Now. What about the lesbians? This is Sarah Waters. There have to be some lesbians, and they have to do it. And fear not, they do, quite a lot, and it’s pretty fantastic. There is a lot of talk of hips and breasts touching, and some really beautiful descriptions of types of kisses, and the mood and emotions of the – how shall I put it – encounters. ‘Encounters’ feels correct because here the sex is all illicit, secret, often hurried and urgent, which only serves to make it more erotic. Given the circumstances in which it occurs, and the circumstances of the women (yes, one of them is Frances) it becomes only more beautiful. It is loving and affectionate as well as horny and fumbly, and is often accompanied by a communication of deep feelings. At one point it is described as being like drinking water after having been deprived of it. The sex is in no way gratuitous and is not described in detail every time – sometimes it is, but sometimes it is described simply as ‘going to bed’ or something similar, which makes it seem awfully romantic and very sweet.

Surely the triumph of this novel is the analysis, exploration, and deep understanding of the very complex relationships within it. They are mostly Frances’ relationships, with her mother, Mrs Barber (who soon becomes ‘Lillian’) and Mr Barber (who soon becomes ‘Len’). She relates to them all in different but equally multi-faceted ways, and nothing that is said or done is ever (or at least is very rarely) completely honest and transparent. Much like Donna Tartt, Sarah Waters seem to perfectly perceive the delicacies and intricacies of our relationships and interactions; not only that but she is able to to transcribe them in such a way that they seem to be happening right in front of you. Actually, ‘transcribe’ is the wrong word, it is too literal. She moulds these scenes and these relationships out of words and captures them on the page, whereby they are relayed to us, the reader. This story is intensely personal as we see the most private of moments between the characters (I do not mean just the sex scenes – private in every sense) and yet the story and its characters are universal. They are normal, unremarkable people who are made remarkable by their actions and the ways in which they live their lives. We come to love them as we do the people we know in real life. I still think of Sue and Maud from Fingersmith and Margaret from Affinity; I’m sure I will continue to think about Frances and Lillian.

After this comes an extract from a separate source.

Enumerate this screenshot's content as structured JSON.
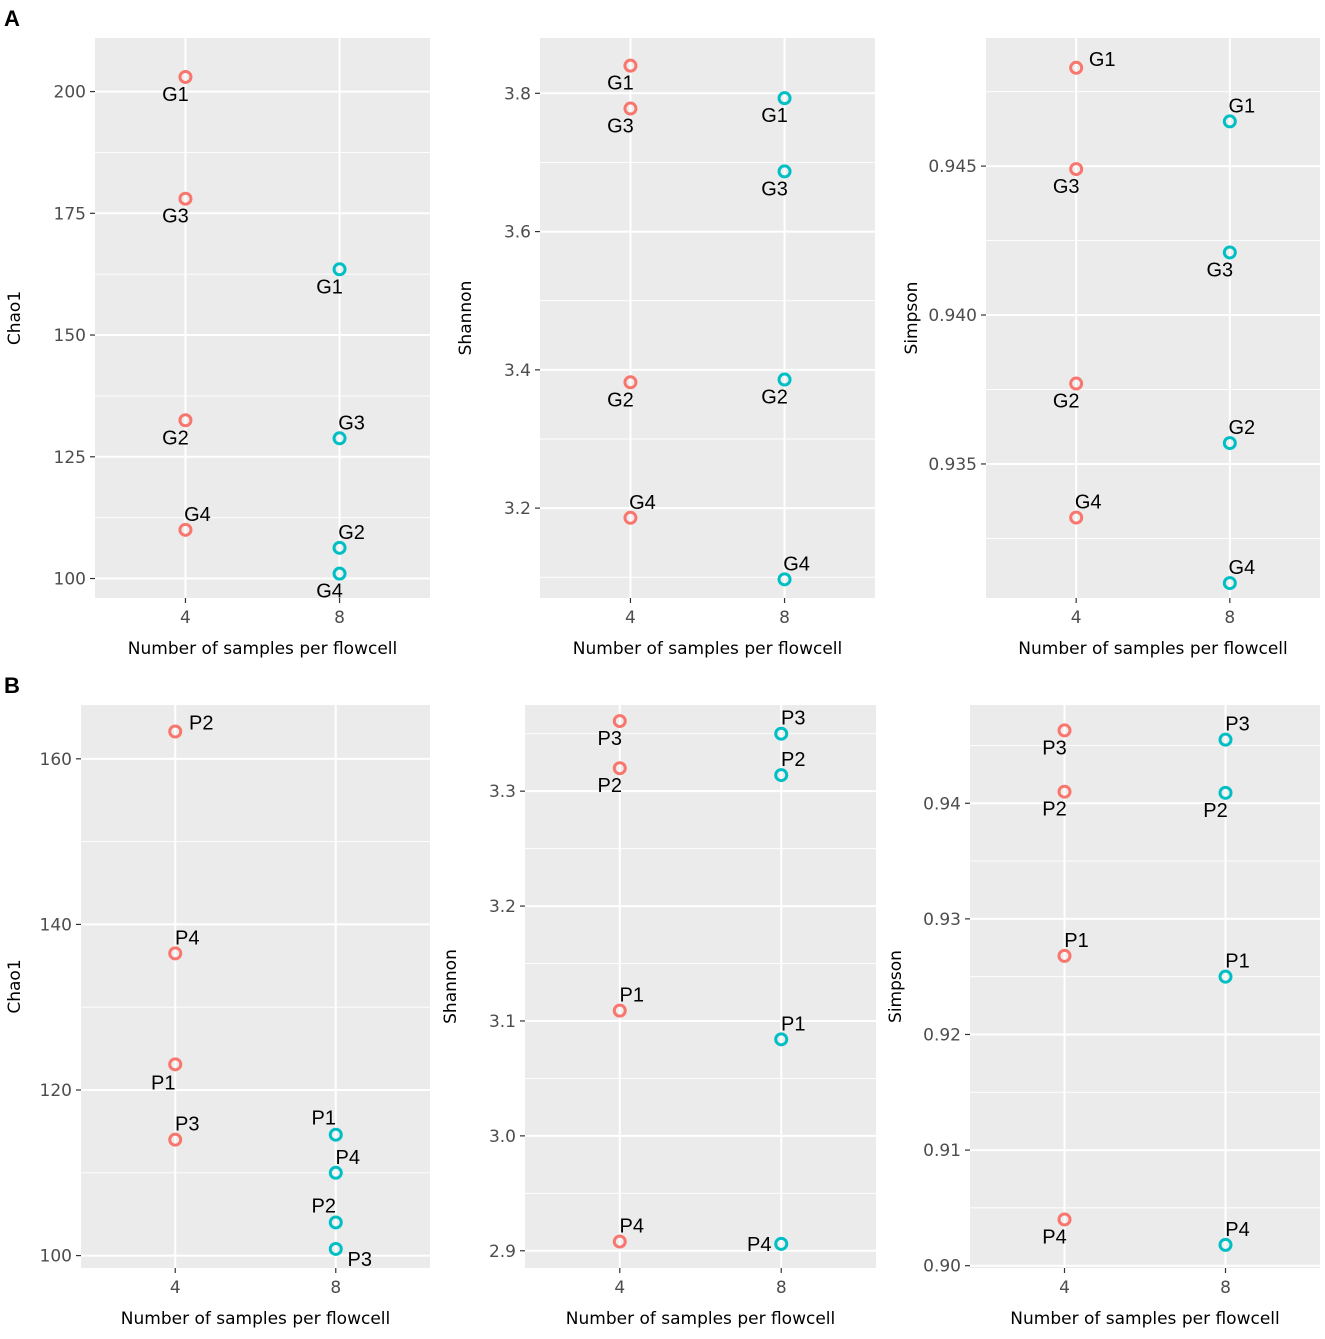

The Paying Guests is classic Waters (drama, intrigue, period setting, lesbians, sex, single women, feminism) but it is also entirely new and modern. Though it has similar elements it doesn’t feel like anything she has written before, which is wonderful. I wish, wish, wish I could talk more about details of the plot, but has I had no idea of them when I started reading I think it would ruin the reading experience for anyone else. Though if you’ve read it I am dying to talk about it! Get me on Twitter.

So there you have it. Another amazing, beautiful novel from Sarah Waters. If you loved her other novels you will love this one too, but you will also love it even if you haven’t read the others. There’s a bit of something for everyone, I think, as the novel as so many different elements and facets, so many different types of story within it. I loved it.

Published by Virago (UK) on 28th August 2014. My copy was kindly provided by the publisher for review.